The concept of through-cutting instruments has also evolved via powered instrumentation. Microdebriders were originally developed for small-joint arthroscopy and joint removal. In 1996, Setliff18 and Parsons19 introduced this device for nasal use, thus facilitating sinus tissue and bone removal. Subsequent improvements in blade and power technology, as well as the addition of angled blades have significantly revolutionized our surgical techniques (Fig. 11.2). The combination of sharp tissue removal and concurrent suction allow for excellent visualization while reducing the risk of mucosal stripping. In addition to removal of benign inflammatory disease, this technology has also been a useful adjunct in the initial debulking of certain tumors such as inverted papillomas and other benign and malignant lesions, thus enabling the sites of attachment to be carefully identified. However, beyond the bony confines of the sinonasal cavity, the potential for orbital, intracranial, and vascular injury limits the safety and utility of the microdebrider.
Electrical Devices
Early in endoscopic sinus surgery, it was believed that lasers would be an excellent tool for the removal of sinonasaal tissue and for providing hemosatasis control.
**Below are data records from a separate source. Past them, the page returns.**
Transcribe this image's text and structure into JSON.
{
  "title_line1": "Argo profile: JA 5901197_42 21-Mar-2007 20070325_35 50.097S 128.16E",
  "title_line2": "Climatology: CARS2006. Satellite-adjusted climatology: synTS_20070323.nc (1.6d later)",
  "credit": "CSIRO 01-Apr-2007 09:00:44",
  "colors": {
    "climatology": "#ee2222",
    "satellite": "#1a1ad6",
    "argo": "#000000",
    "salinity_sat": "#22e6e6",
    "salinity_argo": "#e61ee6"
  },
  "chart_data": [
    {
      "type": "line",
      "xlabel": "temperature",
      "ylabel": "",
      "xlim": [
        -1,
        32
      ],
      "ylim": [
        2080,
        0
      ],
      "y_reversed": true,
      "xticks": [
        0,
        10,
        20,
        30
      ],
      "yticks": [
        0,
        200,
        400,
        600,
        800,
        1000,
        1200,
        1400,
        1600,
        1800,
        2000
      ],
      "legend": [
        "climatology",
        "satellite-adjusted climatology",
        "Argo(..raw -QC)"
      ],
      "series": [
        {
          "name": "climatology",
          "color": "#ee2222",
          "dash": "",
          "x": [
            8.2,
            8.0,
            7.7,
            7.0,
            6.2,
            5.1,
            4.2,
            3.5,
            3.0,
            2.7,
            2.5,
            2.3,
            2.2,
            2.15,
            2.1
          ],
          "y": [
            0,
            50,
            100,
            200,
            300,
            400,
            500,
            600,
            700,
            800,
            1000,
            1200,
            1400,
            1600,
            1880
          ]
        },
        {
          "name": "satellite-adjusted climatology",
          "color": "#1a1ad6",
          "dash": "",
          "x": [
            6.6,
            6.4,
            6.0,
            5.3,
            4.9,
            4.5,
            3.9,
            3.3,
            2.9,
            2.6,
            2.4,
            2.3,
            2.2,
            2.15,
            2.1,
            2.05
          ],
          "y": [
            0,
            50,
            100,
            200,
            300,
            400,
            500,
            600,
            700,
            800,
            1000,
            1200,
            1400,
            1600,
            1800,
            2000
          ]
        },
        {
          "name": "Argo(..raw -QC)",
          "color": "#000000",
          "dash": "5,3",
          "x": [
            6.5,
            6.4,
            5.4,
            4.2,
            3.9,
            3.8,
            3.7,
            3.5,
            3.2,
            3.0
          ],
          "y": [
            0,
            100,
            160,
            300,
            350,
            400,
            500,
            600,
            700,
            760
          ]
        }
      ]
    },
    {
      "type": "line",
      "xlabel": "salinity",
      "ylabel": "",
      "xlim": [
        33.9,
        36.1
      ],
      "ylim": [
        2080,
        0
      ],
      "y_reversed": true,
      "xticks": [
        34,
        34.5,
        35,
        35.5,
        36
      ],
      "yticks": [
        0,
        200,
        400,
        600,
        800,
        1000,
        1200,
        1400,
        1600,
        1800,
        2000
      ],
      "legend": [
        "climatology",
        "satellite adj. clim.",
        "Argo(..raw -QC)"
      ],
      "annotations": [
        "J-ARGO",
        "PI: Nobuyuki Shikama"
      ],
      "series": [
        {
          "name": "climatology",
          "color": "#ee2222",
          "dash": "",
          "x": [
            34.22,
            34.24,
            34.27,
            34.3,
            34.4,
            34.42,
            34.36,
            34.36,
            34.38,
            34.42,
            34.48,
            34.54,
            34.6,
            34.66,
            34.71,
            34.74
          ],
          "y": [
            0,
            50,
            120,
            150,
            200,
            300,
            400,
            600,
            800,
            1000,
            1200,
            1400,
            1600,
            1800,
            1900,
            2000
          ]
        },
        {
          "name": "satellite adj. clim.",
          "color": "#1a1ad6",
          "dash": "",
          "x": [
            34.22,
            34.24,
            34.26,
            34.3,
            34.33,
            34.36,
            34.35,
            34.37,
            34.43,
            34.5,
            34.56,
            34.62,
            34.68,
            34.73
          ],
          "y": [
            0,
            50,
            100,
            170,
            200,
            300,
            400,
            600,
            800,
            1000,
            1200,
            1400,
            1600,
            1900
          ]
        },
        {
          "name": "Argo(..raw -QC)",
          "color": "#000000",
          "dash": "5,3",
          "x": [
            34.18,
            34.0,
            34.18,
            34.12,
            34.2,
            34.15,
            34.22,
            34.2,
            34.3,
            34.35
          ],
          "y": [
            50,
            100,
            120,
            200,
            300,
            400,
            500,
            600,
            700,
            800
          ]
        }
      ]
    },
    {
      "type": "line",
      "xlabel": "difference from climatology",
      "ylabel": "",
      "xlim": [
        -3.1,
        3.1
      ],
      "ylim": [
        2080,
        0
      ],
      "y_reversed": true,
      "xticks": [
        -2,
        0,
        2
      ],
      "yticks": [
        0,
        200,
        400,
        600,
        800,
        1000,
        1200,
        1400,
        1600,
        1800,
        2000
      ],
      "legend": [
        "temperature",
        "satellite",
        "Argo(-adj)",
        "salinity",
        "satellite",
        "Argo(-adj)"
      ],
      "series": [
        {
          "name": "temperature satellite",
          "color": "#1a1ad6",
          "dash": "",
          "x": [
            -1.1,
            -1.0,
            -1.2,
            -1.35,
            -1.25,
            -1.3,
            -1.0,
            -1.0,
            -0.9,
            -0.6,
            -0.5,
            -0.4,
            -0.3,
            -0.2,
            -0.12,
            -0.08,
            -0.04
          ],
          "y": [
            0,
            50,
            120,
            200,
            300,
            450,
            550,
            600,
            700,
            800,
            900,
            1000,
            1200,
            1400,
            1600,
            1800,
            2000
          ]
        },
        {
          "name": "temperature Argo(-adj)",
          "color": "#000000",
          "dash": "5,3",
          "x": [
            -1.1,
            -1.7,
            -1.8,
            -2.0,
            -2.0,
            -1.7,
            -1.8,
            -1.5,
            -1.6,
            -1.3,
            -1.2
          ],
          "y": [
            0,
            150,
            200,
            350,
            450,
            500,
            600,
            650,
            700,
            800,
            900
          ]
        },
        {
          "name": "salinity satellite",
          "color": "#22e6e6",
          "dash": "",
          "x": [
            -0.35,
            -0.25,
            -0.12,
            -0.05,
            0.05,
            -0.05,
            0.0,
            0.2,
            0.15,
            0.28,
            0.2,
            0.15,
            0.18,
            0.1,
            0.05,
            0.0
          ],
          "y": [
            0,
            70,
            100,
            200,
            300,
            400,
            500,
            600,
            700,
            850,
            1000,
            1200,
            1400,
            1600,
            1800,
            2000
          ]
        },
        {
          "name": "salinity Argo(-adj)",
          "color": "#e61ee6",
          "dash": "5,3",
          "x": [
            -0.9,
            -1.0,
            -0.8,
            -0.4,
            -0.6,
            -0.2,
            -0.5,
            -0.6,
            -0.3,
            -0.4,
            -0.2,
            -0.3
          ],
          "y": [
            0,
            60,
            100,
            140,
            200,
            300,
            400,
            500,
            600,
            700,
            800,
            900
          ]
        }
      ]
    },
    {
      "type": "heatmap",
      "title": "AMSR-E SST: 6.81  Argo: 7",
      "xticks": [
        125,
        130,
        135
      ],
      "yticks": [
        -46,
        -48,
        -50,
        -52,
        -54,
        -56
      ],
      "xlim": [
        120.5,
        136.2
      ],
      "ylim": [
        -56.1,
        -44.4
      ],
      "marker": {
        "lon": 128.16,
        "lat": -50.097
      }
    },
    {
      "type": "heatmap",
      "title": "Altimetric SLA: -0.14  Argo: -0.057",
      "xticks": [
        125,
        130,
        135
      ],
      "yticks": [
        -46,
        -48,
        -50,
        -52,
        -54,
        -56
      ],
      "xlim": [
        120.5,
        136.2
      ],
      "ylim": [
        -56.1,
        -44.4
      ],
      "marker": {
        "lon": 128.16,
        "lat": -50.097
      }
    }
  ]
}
Although a wide variety of lasers were tried, including KTP (potassium titanyl phosphate) and YAG (yttrium-aluminum-garnet), it soon became apparent that collateral damage from lasers was a significant problem, with increased scarring and long healing times.20,21 However, there were a couple of key innovations that have since evolved from the use of lasers. Schuman and Pineyro22 modified the YAG laser technique by using constant warm isotonic irrigation. Their observation of warm water irrigation causing nasal vasoconstriction is a concept that is still often employed today, especially in a very vascular surgical field.23 Second, the pulsed holmium:YAG laser suggested by Shapshay et al24 often resulted in blood splashing back onto the lens each time the laser was fired. Consequently, Shapshay et al. developed the precursor device that would later be modified into the Endo-Scrub pump and sheath, which irrigates and cleans the tip of the endoscope (Fig. 11.3).24 This has become an important addition to endoscopic equipment, as it facilitates good visualization despite a bloody operative field.